Rede von
Otto
Niebergall
- Parteizugehörigkeit zum Zeitpunkt der Rede:
(KPD)
- Letzte offizielle eingetragene Parteizugehörigkeit: (KPD)
Herr Präsident! Meine Damen und Herren! Wir können dem Bericht des Ausschusses Drucksache Nr. 3246 nicht unsere Zustimmung geben, denn für die Landwirtschaft ist nicht entscheidend, ob in Zukunft deutsche Stellen das Land beschlagnahmen oder ob das weiter die Alliierten tun, sondern entscheidend für unsere deutsche Landwirtschaft und unser deutsches Volk ist, daß das in der Zukunft überhaupt unterbleibt. Herr Kollege Matthes, Ihre Sorgen in Ehren, aber wo liegt der Ausweg aus dieser Misere in der Lüneburger Heide? Sie sagen, in unserem Land ist genug beschlagnahmt; bitte, geht in ein anderes Land und beschlagnahmt dort!
— Das ist kein Ausweg, denn diese Beschlagnahmen sind nicht nur eine Bedrohung des Friedens, sondern eine unmittelbare Bedrohung auch unserer Ernährung. Jeder Meter Boden, der heute für militärische Zwecke beschlagnahmt wird, wirkt sich auf unsere Lebensmittellage aus und bedeutet Vernichtung von Tausenden von bäuerlichen Existenzen.
Ebensowenig können wir dem Antrag des Ausschusses Drucksache Nr. 3248 unsere Zustimmung geben. Am 7. Januar 1952 haben wir einen Antrag eingebracht, daß der Bau des Flugplatzes SöllingenStollhofen zu unterbleiben habe. Am 16. Januar stand dieser Antrag hier zur Debatte. Entgegen unserer Auffassung wurde damals der Antrag in den Ausschuß verwiesen, während dann die Alliierten auf Grund der Taktik der Regierungskoalition handelten, d. h. handelten in dem Sinn, daß sie einfach das Land beschlagnahmten und damit die Bevölkerung vor vollendete Tatsachen stellten. Den Bauern wurde das Land genommen, und den Widerstand der Bauern versuchte man zu brechen, indem man großzügige Versprechungen machte. Davon ist aber kein einziges Versprechen gehalten worden.

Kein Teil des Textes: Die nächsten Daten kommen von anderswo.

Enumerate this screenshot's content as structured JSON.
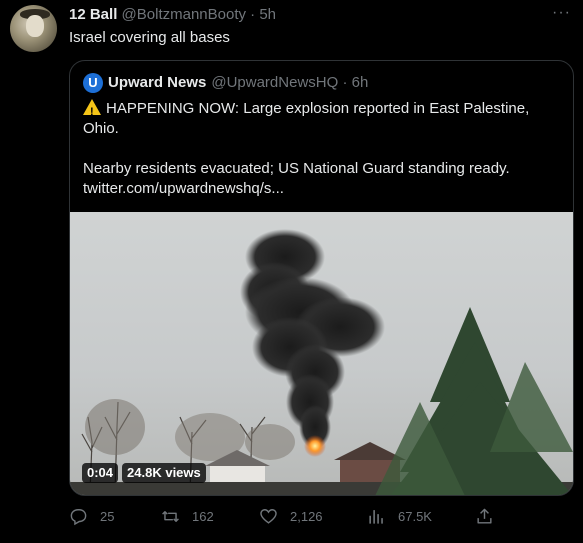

Wir fragen die Damen und Herren des Ausschusses: was ist denn da erledigt? Sie sagen, durch Maßnahmen der Regierung seien unsere beiden Anträge erledigt. Erledigt sind die Menschen, denen man das Land dort genommen hat, und erledigt ist für unser Volk der Beitrag zur Ernährung, den dieses Land gab. Erledigt sind aber nicht die Versprechen, die gerade von Ihrer Seite, d. h. von seiten der Regierungskoalition gemacht worden sind. Wenn die Betroffenen dort sich nicht wehren, dann werden sie wie in allen übrigen Gebieten Westdeutschlands jahrelang auf Vergütung warten müssen. Deshalb begrüßen wir, daß eine ganze Reihe bäuerlicher Organisationen, landwirtschaftlicher Vereinigungen eine Anzahl Kernforderungen aufgestellt haben, darunter eine solche Forderung: keinerlei Landbeschlagnahmen, ob von deutschen oder alliierten Stellen, außerdem restlose und sofortige Auszahlung der Entschädigungen und Wiederherstellung der Existenzmöglichkeit dieser Menschen.